From the construction site at Egersund on the southwest coast of Norway. The photo was taken by Live Spurkland in June 2022.
Tanks dismantled and transported by sea in Norway
In the summer of 2022, Héðinn undertook the task of dismantling and transporting meal silos in Grønehaugen, near Egersund on the southwest coast of Norway. Each silo weighed 80 tons, stood 30 meters tall, and had a diameter of 7.6 meters. They were transported on a barge across the fjord to Ryttervik, where they were converted into fish oil tanks.
Large storage tanks have been on Héðinn’s project list ever since the company’s early years. In 1927, Héðinn and Hamar undertook the largest project that Icelandic machine shops had taken on up to that time: the construction of oil tanks for Shell HF’s new oil storage facility, which was built by Skerjafjörður. The work began in June that year and was nearly completed by December. Between fifty and one hundred people worked on the project daily. Three large oil tanks and several smaller ones were erected.
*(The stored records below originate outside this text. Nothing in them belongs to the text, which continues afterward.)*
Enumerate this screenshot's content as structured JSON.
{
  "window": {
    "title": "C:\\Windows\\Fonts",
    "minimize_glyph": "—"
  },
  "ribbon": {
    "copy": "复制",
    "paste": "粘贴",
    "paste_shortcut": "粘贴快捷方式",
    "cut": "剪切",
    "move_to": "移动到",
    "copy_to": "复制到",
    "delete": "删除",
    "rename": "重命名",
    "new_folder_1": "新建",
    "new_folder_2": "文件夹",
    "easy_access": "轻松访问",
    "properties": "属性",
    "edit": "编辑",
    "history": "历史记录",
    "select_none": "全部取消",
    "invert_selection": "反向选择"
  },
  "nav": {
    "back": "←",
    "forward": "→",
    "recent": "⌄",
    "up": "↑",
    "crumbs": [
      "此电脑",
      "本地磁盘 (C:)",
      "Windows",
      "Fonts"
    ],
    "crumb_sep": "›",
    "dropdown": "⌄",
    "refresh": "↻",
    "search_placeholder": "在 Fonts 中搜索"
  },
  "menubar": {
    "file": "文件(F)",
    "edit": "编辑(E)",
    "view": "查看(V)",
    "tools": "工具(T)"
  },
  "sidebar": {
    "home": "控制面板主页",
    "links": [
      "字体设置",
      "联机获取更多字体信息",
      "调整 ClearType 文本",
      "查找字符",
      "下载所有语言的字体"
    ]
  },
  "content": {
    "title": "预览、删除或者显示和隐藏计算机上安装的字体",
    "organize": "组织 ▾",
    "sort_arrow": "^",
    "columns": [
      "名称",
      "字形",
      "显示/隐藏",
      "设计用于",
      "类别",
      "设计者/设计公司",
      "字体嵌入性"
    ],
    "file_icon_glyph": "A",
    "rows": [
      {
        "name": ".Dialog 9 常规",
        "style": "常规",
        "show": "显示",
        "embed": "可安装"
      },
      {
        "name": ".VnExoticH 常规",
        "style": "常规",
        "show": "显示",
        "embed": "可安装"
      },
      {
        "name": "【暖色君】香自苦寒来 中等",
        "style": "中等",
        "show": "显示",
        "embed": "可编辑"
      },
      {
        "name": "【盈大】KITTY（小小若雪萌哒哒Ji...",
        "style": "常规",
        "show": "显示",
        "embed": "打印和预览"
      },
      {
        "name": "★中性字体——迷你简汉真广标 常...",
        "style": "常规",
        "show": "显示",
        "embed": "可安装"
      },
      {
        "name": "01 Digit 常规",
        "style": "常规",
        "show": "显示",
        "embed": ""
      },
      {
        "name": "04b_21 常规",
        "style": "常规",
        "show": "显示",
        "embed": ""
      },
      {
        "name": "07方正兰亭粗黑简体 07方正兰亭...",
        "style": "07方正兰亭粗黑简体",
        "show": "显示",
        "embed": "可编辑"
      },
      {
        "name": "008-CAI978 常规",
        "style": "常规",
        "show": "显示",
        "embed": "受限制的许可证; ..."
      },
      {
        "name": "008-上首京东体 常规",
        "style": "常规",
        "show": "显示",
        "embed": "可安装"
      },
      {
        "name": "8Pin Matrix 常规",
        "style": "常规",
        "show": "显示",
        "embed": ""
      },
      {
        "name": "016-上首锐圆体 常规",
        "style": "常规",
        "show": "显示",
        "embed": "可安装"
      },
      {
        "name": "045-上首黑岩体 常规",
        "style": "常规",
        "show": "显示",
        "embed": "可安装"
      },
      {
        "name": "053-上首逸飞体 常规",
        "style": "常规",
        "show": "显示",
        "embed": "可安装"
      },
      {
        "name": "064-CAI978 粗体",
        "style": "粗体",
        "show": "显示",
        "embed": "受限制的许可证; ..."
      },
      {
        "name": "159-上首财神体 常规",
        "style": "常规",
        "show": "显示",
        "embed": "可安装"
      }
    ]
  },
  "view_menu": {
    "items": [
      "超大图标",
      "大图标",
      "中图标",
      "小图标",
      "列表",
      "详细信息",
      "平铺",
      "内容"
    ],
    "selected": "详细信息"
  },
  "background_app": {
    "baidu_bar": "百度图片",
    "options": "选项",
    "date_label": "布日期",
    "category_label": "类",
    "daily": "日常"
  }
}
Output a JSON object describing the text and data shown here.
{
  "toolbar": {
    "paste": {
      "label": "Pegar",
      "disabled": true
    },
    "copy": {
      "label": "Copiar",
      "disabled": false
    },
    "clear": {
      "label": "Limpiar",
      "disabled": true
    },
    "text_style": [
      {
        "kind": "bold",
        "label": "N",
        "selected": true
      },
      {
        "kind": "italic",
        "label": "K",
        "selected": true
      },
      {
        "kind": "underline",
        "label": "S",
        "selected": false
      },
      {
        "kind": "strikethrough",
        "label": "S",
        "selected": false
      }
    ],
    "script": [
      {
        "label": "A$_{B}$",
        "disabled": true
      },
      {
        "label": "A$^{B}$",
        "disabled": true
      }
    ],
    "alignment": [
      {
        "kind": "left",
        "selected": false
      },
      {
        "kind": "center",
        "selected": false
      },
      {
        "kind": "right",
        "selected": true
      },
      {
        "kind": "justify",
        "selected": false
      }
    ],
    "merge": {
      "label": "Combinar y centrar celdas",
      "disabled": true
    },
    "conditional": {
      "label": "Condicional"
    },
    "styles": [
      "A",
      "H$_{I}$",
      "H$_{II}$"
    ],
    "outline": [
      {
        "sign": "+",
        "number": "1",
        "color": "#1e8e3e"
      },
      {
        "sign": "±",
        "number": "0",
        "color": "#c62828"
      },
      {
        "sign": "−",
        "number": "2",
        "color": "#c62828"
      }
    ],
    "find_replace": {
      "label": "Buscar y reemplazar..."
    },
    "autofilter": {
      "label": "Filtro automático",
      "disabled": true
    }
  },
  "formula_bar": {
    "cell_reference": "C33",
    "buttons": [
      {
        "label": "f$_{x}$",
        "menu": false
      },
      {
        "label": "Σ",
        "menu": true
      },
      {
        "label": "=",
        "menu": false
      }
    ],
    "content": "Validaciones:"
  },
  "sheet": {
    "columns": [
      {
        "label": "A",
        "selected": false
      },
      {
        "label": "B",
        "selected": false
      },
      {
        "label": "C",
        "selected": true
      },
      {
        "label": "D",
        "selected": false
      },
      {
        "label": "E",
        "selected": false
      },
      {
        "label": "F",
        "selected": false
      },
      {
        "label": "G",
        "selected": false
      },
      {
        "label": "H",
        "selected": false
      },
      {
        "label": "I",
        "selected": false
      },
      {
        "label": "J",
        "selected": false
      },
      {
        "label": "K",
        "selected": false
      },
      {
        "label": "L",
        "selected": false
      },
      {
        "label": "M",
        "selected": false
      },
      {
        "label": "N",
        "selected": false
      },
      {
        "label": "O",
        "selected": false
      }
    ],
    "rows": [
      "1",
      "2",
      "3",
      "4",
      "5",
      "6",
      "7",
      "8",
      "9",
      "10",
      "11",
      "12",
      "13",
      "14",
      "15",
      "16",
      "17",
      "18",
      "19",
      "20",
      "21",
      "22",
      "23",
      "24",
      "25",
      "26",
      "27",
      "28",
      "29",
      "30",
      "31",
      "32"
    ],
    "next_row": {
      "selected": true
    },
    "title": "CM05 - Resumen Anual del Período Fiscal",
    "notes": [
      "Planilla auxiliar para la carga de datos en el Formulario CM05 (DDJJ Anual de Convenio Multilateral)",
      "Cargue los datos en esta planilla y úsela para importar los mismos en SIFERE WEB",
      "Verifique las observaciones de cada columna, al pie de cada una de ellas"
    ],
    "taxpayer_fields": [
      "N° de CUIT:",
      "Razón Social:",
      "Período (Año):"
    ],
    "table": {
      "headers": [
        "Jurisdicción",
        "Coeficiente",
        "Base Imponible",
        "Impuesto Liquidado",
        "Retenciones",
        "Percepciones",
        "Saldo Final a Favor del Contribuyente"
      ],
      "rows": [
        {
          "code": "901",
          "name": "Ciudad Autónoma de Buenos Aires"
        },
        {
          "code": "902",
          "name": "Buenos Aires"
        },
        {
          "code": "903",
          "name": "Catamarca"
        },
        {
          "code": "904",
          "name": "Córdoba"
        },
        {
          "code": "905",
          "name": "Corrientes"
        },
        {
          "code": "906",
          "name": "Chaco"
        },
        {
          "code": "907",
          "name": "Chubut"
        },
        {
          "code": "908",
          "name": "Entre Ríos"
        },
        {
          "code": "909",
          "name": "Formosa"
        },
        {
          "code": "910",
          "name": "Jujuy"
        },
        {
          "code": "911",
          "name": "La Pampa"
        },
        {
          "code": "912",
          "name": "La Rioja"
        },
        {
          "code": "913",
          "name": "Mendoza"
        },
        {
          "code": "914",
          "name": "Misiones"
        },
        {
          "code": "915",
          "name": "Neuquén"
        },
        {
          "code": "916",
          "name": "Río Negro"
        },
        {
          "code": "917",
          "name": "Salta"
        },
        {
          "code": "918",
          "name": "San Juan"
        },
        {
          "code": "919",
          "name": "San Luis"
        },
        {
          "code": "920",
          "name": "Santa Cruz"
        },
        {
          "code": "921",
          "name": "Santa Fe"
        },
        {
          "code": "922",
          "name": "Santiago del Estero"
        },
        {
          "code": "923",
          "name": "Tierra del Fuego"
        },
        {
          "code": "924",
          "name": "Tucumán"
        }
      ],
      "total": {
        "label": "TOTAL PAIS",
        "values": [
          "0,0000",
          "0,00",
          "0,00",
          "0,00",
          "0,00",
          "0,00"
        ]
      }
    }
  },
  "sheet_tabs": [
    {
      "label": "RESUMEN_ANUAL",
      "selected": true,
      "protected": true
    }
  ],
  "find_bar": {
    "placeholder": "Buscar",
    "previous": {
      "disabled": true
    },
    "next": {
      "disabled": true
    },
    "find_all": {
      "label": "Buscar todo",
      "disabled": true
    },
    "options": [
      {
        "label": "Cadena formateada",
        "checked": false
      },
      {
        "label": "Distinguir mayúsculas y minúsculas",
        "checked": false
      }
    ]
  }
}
All the rivets in the tanks were air-hammered, and the seams of the iron plates were caulked. “Modern sealing air tools” were used, according to contemporary sources describing these extensive works.
Héðinn has erected meal silos all around Iceland — in Fáskrúðsfjörður, Eskifjörður, Norðfjörður, Seyðisfjörður, and Akranes — in addition to numerous silos in Norway.